Jika kita mencermati cerita ini, maka beberapa hal yang dapat kita pelajari adalah:
Pertama, sebagai seorang yang sudah tua, juga sebagai suami dari istrinya, ayah dari anak-anaknya dan mertua dari pada menantunya, tindakan Nuh yang mabuk sampai menjadi telanjang sungguh tidak dapat diteladani. Tindakan yang dilakukannya jelas memalukan dan menjatuhkan martabatnya sebagai orang yang sebelumnya dikenal sebagai seorang yang benar dan tidak bercela di antara orang sezamannya (Kej. 6:9).
Kedua, tindakan Ham yang mengolok-olok ayahnya dan menceritakan hal tersebut kepada saudara-saudaranya, jelaslah merupaan tindakan yang tidak terpuji.

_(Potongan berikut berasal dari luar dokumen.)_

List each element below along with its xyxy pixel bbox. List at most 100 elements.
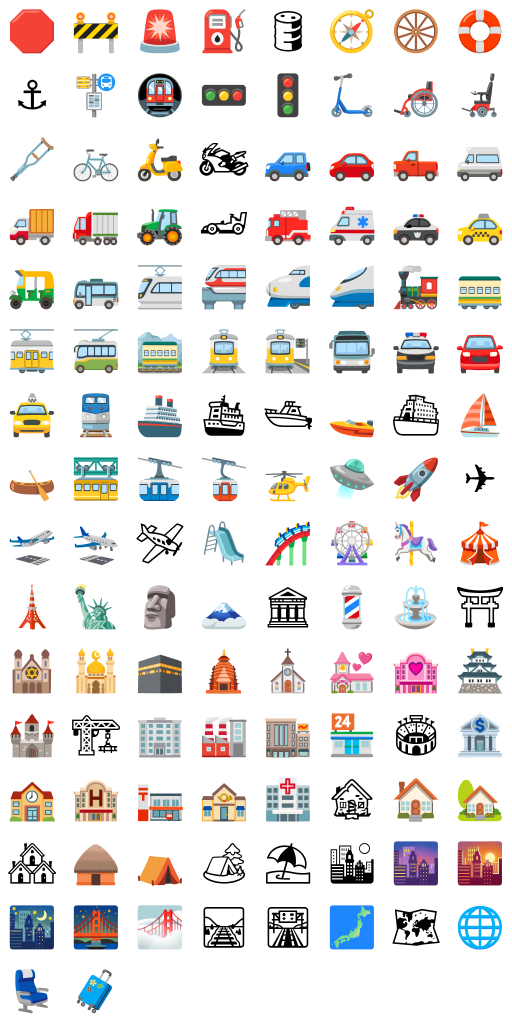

Tidak mencerminkan etika kesopanan anak terhadap orang tuanya.
Ketiga, tindakan langsung dari Nuh dengan mengutuk anaknya bukanlah tindakan bijak sebagai seorang ayah. Kutukan ini jelas disebabkan oleh kemarahan yang tidak terkontrol dari Nuh karena perasaan malu di hadapan keluarganya. Kutukan yang semestinya tidak keluar, sebab perasaan malu itu pada dasarnya bersumber dari perilakunya sendiri yang tidak dapat diteladani.
Keempat, tindakan dari Sem dan Yafet merupakan tindakan yang paling bijaksana. Sebagai anak-anak, mereka berupaya agar nama baik keluarga merea tetap diutamakan dengan segera mencegah agar supaya ayahnya tidak menjadi bahan olok-olok di hadapan istri mereka masing-masing.
                Mencermati bacaan kita ini marilah kita bersama-sama sebagai lelaki yang bersikap selayaknya lelaki, belajar dari Nuh dan juga belajar dari Ham, terlebih belajar dari Sem dan Yafet. Dalam hal ini perilaku bodoh yang kita buat dapat membuat kita menjadi lupa diri dan tentu saja membuat kita akan menjadi malu pada akhirnya nanti. Kita juga hendaknya belajar dari Ham, agar supaya kita tidak bertindak seperti dirinya yang malah mengolok-olok ayahnya. Dalam hal ini. Mari kita belajar mengikuti perilaku Sem dan Yafet yang tahu menempatkan diri sebagai seorang anak dari ayahnya dan suami dari istri mereka masing-masing. Tindakan yang sungguh sangat bijaksana.